1. The Trial Judge has held that the property sought to be attached is a recognized sub-division of a narwa and is, therefore, liable to the process of the Court under the provisions of Bombay Act. V of 1862. On the evidence produced before the Judge, it appeared that the judgment-debtor Manibhai, now represented by the appellants, originally was the proprietor of a recognized sub-division of a narva measuring Re. 0-1-1. Twelve years ago eight gunthas were separated from that land for the purpose of building a bungalow. These eight gunthas-wore separately assessed, and Manibhai sold the site with the bungalow without any objection being raised thereto by the Revenue Authority, in fact, we may take it that the Revenue Authority recognized that site as being separately assessed and capable of being transferred by itself. The judgment debtor, however, contends that it still remains a part of the narva, so that the land still remaining to him after the separation of eight gunthas can no longer be considered a recognized sub-division of narva village. The Judge rejected this contention and directed the sale proclamation to be. issued.

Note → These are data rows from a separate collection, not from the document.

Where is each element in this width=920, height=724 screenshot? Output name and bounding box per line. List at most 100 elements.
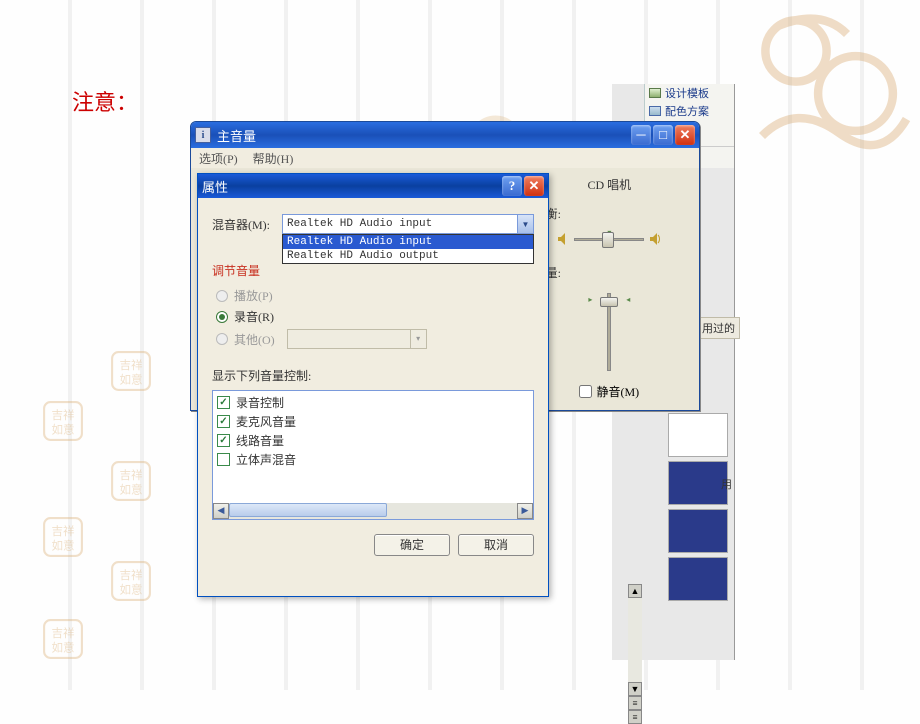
sidebar-item-color-schemes[interactable]: 配色方案 bbox=[645, 102, 734, 120]
radio-other: 其他(O) ▾ bbox=[216, 329, 534, 349]
dropdown-arrow-icon: ▾ bbox=[410, 330, 426, 348]
radio-label: 录音(R) bbox=[234, 308, 274, 325]
vertical-scrollbar[interactable]: ▲ ▼ ≡ ≡ bbox=[628, 584, 642, 724]
radio-playback: 播放(P) bbox=[216, 287, 534, 304]
svg-text:如意: 如意 bbox=[51, 423, 74, 437]
slide-thumbnail[interactable] bbox=[668, 413, 728, 457]
list-item-label: 立体声混音 bbox=[236, 451, 296, 468]
mixer-value: Realtek HD Audio input bbox=[287, 218, 432, 230]
volume-app-icon: i bbox=[195, 127, 211, 143]
svg-text:吉祥: 吉祥 bbox=[51, 408, 75, 422]
radio-label: 其他(O) bbox=[234, 331, 275, 348]
close-button[interactable]: ✕ bbox=[524, 176, 544, 196]
scroll-double-up-icon[interactable]: ≡ bbox=[628, 696, 642, 710]
checkbox-icon[interactable] bbox=[217, 434, 230, 447]
cancel-button[interactable]: 取消 bbox=[458, 534, 534, 556]
dropdown-arrow-icon[interactable]: ▼ bbox=[517, 215, 533, 233]
radio-icon bbox=[216, 333, 228, 345]
apply-label[interactable]: 用 bbox=[721, 476, 732, 492]
radio-icon bbox=[216, 311, 228, 323]
mute-checkbox-row[interactable]: 静音(M) bbox=[579, 383, 639, 400]
list-item[interactable]: 麦克风音量 bbox=[215, 412, 531, 431]
decorative-stamp: 吉祥如意 bbox=[42, 516, 84, 558]
channel-title: CD 唱机 bbox=[534, 176, 685, 193]
scrollbar-thumb[interactable] bbox=[229, 503, 387, 517]
svg-text:如意: 如意 bbox=[51, 641, 74, 655]
slide-thumbnail[interactable] bbox=[668, 461, 728, 505]
checkbox-icon[interactable] bbox=[217, 396, 230, 409]
mixer-option[interactable]: Realtek HD Audio input bbox=[283, 235, 533, 249]
show-controls-label: 显示下列音量控制: bbox=[212, 367, 534, 384]
properties-titlebar[interactable]: 属性 ? ✕ bbox=[198, 174, 548, 198]
menu-help[interactable]: 帮助(H) bbox=[253, 152, 294, 166]
maximize-button[interactable]: □ bbox=[653, 125, 673, 145]
svg-text:吉祥: 吉祥 bbox=[119, 568, 143, 582]
dialog-title: 属性 bbox=[202, 177, 228, 196]
svg-text:吉祥: 吉祥 bbox=[119, 358, 143, 372]
decorative-stamp-corner bbox=[740, 0, 920, 170]
decorative-stamp: 吉祥如意 bbox=[110, 460, 152, 502]
mixer-label: 混音器(M): bbox=[212, 216, 282, 233]
mixer-option[interactable]: Realtek HD Audio output bbox=[283, 249, 533, 263]
scroll-right-arrow-icon[interactable]: ▶ bbox=[517, 503, 533, 519]
list-item[interactable]: 立体声混音 bbox=[215, 450, 531, 469]
sidebar-item-label: 设计模板 bbox=[665, 85, 709, 101]
svg-text:吉祥: 吉祥 bbox=[51, 524, 75, 538]
slide-thumbnail[interactable] bbox=[668, 557, 728, 601]
volume-slider[interactable]: ▸ ◂ bbox=[594, 293, 624, 371]
svg-text:如意: 如意 bbox=[51, 539, 74, 553]
svg-text:吉祥: 吉祥 bbox=[119, 468, 143, 482]
menubar: 选项(P) 帮助(H) bbox=[191, 148, 699, 168]
volume-controls-listbox[interactable]: 录音控制 麦克风音量 线路音量 立体声混音 ◀ ▶ bbox=[212, 390, 534, 520]
mute-label: 静音(M) bbox=[596, 383, 639, 400]
radio-label: 播放(P) bbox=[234, 287, 273, 304]
speaker-right-icon bbox=[648, 232, 662, 246]
svg-text:吉祥: 吉祥 bbox=[51, 626, 75, 640]
decorative-stamp: 吉祥如意 bbox=[110, 350, 152, 392]
properties-dialog: 属性 ? ✕ 混音器(M): Realtek HD Audio input ▼ … bbox=[197, 173, 549, 597]
mixer-dropdown-list: Realtek HD Audio input Realtek HD Audio … bbox=[282, 234, 534, 264]
master-volume-titlebar[interactable]: i 主音量 ─ □ ✕ bbox=[191, 122, 699, 148]
help-button[interactable]: ? bbox=[502, 176, 522, 196]
list-item[interactable]: 录音控制 bbox=[215, 393, 531, 412]
balance-slider[interactable]: ▾ bbox=[574, 230, 644, 248]
scroll-double-down-icon[interactable]: ≡ bbox=[628, 710, 642, 724]
used-badge: 用过的 bbox=[697, 317, 740, 339]
scroll-down-arrow-icon[interactable]: ▼ bbox=[628, 682, 642, 696]
checkbox-icon[interactable] bbox=[217, 415, 230, 428]
close-button[interactable]: ✕ bbox=[675, 125, 695, 145]
speaker-left-icon bbox=[556, 232, 570, 246]
mute-checkbox[interactable] bbox=[579, 385, 592, 398]
slide-thumbnails bbox=[668, 409, 732, 605]
menu-options[interactable]: 选项(P) bbox=[199, 152, 238, 166]
slide-thumbnail[interactable] bbox=[668, 509, 728, 553]
minimize-button[interactable]: ─ bbox=[631, 125, 651, 145]
volume-channel-cd: CD 唱机 平衡: ▾ 音量: ▸ ◂ 静音(M) bbox=[527, 174, 691, 402]
ok-button[interactable]: 确定 bbox=[374, 534, 450, 556]
list-item[interactable]: 线路音量 bbox=[215, 431, 531, 450]
list-item-label: 线路音量 bbox=[236, 432, 284, 449]
svg-text:如意: 如意 bbox=[119, 583, 142, 597]
decorative-stamp: 吉祥如意 bbox=[42, 400, 84, 442]
palette-icon bbox=[649, 106, 661, 116]
doc-icon bbox=[649, 88, 661, 98]
radio-record[interactable]: 录音(R) bbox=[216, 308, 534, 325]
radio-icon bbox=[216, 290, 228, 302]
scroll-up-arrow-icon[interactable]: ▲ bbox=[628, 584, 642, 598]
window-title: 主音量 bbox=[217, 126, 256, 145]
scroll-left-arrow-icon[interactable]: ◀ bbox=[213, 503, 229, 519]
sidebar-item-label: 配色方案 bbox=[665, 103, 709, 119]
adjust-volume-label: 调节音量 bbox=[212, 262, 534, 279]
list-item-label: 录音控制 bbox=[236, 394, 284, 411]
svg-text:如意: 如意 bbox=[119, 373, 142, 387]
decorative-stamp: 吉祥如意 bbox=[110, 560, 152, 602]
mixer-combobox[interactable]: Realtek HD Audio input ▼ Realtek HD Audi… bbox=[282, 214, 534, 234]
svg-text:如意: 如意 bbox=[119, 483, 142, 497]
sidebar-item-design-templates[interactable]: 设计模板 bbox=[645, 84, 734, 102]
list-item-label: 麦克风音量 bbox=[236, 413, 296, 430]
horizontal-scrollbar[interactable]: ◀ ▶ bbox=[213, 503, 533, 519]
decorative-stamp: 吉祥如意 bbox=[42, 618, 84, 660]
checkbox-icon[interactable] bbox=[217, 453, 230, 466]
note-label: 注意： bbox=[72, 85, 138, 117]
other-select: ▾ bbox=[287, 329, 427, 349]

2. In appeal, it has been urged that the separation of eight gunthas, even though they were separately assessed, cannot prevent the original holding of the tenant being still considered as the recognized, sub-division. What is a recognized subdivision of a narva is not defined in the Bhagdaji and Narvadari Act V of 1862. The object of the Act was to prevent any thing else than a recognized sub-division of a bhag or share in a bhagdari or narvadari village being attached or sold by a process of a Court. Now we have the. Manual published under the orders of Government to enable the Revenue Officers to understand what should be done with regard to these narvas, and under Government Resolution No. 7211 of July 26, 1909, it was directed as follows:
Section 1 of Act V of 1862 was inserted only in order to preserve the narva homestead and was not directed towards buildings erected for unconnected purposes. The Collector is at liberty to recognize any sub-division he thinks fit. The fact that land required for building purposes forms part of a narvadari holding does not act as a bar to its acquisition by a non-narvadar. A sharer in a narvadari village may, with the 'Collector's permission, relinquish any portion of his share and allow it to cease to be narva land. When a plot of narvadari land is acquired by a non-narvadar for building purposes the liability for the enhanced assessment should be thrown on the purchaser by the formal resignation of the land by all the narvadars concerned.

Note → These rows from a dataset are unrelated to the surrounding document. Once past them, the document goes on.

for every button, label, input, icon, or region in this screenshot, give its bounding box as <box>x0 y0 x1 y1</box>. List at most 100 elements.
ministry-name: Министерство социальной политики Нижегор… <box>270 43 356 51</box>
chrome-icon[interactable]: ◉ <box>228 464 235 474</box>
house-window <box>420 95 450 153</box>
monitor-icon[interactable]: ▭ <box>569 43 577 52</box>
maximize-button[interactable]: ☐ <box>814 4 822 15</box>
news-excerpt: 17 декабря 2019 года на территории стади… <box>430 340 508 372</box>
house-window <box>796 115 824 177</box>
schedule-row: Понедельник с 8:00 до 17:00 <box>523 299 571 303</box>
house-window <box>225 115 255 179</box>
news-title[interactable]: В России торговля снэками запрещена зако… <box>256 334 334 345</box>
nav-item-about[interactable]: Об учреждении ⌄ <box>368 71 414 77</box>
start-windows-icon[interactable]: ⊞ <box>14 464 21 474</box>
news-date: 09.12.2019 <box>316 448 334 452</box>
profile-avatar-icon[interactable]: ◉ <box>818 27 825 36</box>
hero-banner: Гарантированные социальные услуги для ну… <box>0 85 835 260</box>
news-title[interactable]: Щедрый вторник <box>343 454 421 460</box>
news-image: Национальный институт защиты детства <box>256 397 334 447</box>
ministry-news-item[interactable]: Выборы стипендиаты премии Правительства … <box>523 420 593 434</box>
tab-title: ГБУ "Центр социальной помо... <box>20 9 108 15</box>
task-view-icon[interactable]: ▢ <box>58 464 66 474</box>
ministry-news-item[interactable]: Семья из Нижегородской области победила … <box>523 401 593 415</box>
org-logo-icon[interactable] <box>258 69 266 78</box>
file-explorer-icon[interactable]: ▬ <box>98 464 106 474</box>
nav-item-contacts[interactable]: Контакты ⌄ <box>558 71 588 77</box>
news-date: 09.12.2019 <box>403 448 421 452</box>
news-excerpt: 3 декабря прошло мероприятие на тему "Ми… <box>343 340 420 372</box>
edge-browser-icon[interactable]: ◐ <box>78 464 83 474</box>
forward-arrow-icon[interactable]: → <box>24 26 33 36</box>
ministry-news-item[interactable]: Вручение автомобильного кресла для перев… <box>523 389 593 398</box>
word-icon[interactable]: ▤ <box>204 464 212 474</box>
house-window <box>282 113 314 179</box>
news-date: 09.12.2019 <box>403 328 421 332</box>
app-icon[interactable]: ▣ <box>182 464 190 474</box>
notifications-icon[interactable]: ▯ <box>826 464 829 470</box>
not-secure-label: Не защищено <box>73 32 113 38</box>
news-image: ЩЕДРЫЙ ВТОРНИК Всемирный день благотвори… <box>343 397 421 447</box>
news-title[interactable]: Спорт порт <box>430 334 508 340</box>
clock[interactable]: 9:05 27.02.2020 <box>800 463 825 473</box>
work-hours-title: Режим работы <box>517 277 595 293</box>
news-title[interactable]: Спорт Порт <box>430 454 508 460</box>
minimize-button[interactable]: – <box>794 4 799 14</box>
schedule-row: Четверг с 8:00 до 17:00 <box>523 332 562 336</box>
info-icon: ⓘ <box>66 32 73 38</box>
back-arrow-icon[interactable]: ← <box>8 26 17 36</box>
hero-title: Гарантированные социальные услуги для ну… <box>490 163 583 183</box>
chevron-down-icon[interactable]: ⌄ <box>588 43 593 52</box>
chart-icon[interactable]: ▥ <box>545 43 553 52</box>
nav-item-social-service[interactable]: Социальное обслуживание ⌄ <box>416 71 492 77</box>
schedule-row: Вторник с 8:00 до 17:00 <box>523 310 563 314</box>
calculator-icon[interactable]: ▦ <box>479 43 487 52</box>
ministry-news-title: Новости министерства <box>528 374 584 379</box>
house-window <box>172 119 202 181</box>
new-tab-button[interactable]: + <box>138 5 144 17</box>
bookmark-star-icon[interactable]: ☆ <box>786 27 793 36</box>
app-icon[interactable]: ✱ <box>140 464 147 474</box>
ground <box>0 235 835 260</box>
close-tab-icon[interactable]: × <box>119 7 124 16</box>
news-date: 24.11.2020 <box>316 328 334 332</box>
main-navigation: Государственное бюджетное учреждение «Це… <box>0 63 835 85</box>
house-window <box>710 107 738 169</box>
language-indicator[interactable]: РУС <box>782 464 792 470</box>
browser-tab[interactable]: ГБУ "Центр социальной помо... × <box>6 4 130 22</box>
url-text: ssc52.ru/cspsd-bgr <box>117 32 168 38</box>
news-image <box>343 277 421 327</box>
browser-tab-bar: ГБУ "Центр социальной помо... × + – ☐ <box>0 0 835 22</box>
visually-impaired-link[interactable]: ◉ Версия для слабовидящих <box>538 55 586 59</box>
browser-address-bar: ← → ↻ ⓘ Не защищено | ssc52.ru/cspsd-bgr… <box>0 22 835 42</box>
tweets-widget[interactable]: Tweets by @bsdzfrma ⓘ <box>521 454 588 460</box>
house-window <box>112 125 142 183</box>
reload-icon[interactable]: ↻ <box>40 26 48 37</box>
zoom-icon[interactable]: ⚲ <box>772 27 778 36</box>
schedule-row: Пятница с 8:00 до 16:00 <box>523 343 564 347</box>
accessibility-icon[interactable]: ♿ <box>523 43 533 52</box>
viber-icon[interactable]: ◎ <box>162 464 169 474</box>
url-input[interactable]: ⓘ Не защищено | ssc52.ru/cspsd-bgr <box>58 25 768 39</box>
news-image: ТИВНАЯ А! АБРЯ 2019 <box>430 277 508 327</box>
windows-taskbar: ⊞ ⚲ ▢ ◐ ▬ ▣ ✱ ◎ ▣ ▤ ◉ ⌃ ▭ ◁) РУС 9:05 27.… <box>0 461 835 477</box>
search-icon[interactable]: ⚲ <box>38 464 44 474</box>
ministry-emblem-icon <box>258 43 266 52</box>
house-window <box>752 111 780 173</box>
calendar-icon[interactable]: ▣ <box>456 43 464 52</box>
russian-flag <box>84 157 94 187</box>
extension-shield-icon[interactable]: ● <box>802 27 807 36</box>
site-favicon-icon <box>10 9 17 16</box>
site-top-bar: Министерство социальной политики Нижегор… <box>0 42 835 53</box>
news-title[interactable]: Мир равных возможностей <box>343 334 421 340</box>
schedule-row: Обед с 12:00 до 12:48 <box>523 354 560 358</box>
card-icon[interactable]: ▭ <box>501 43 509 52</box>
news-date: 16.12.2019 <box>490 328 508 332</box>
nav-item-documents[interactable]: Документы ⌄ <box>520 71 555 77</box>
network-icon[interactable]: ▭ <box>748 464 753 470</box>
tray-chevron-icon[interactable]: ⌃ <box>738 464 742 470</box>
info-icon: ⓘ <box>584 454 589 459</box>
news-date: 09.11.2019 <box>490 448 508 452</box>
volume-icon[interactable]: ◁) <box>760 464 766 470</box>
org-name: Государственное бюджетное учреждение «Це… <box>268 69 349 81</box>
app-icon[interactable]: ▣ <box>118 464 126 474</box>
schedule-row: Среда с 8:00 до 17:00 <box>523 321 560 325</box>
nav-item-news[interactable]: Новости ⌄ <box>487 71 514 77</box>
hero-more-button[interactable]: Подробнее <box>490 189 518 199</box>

3. Now in this case the Collector has recognized the separation of these eight gunthas for building purposes, and we may take it that such separation in no way derogated from the constitution of the narva home-stead, and that as the Collector was, in the circumstances of this case, at liberty to recognize any sub-division, these eight gunthas must be considered as having been recognized as a sub-division, so that the balance of the judgment-debtor's share in the narva would necessarily also constitute a recognized sub-division. Otherwise, if the contention of the judgment-debtors were: to succeed, it would follow that if a. sharer in a bhagdari village with the permission of the Collector separated a small portion of land for building purposes unconnected with the preservation of the homestead, and sold that portion, then the. rest of the share would, under no circumstances, be a recognized-sub-division and would not be liable to the process of a Civil Court. We do not think that was intended by Act V of 1862. The appeal is dismissed with costs.